If that’s the case, then customers should be able to charge the cable-TV company for wasting their time and not showing up, don’t you think? After all, courtesy is a two-way street.
Another problem: When I call Comcast for service, the appointment typically is more than a week out. Enduring for that length of time with a service problem is unacceptable.
These are some of the reasons cable TV companies are losing business to new competitors. Their customers are screaming for someone to take better care of them. That’s why competitors like telephone companies actually are doing strong new business selling IPTV.
Unfortunately, competition is not everywhere yet. Even though customers I’ve talked with sound happier, too many customers still cannot get AT&T U-verse, Verizon FiOS or CenturyLink Prism in their homes.

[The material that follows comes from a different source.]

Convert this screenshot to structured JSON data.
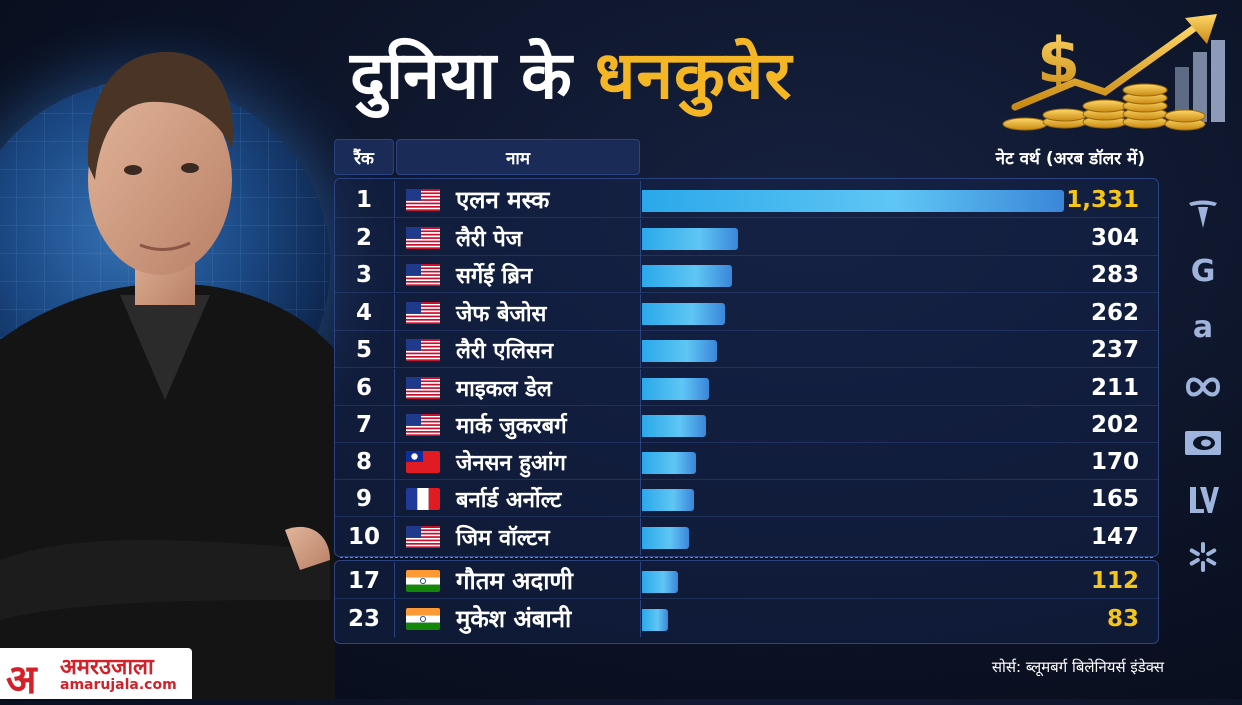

Many customers cannot fire their cable television company and move to the competition yet. That is one of the reasons cable TV does not really care about the customer relationship.
Whether the cable television industry does well or fails tomorrow depends on how it takes care of customers today. Companies that focus on keeping their customers happy would never force those customers to a digital option, then cancel the analog escape hatch.
These problems are souring the cable-TV brand relationship and causing customers to leave in droves. This is countering the benefit the cable television companies were trying to achieve with this digital conversion.
Disaster is what the cable television industry is experiencing right now with lost market share. This problem will continue to grow until the cable television industry starts focusing on the customer and delivering great quality service and customer service — something I hope it can do before it’s too late.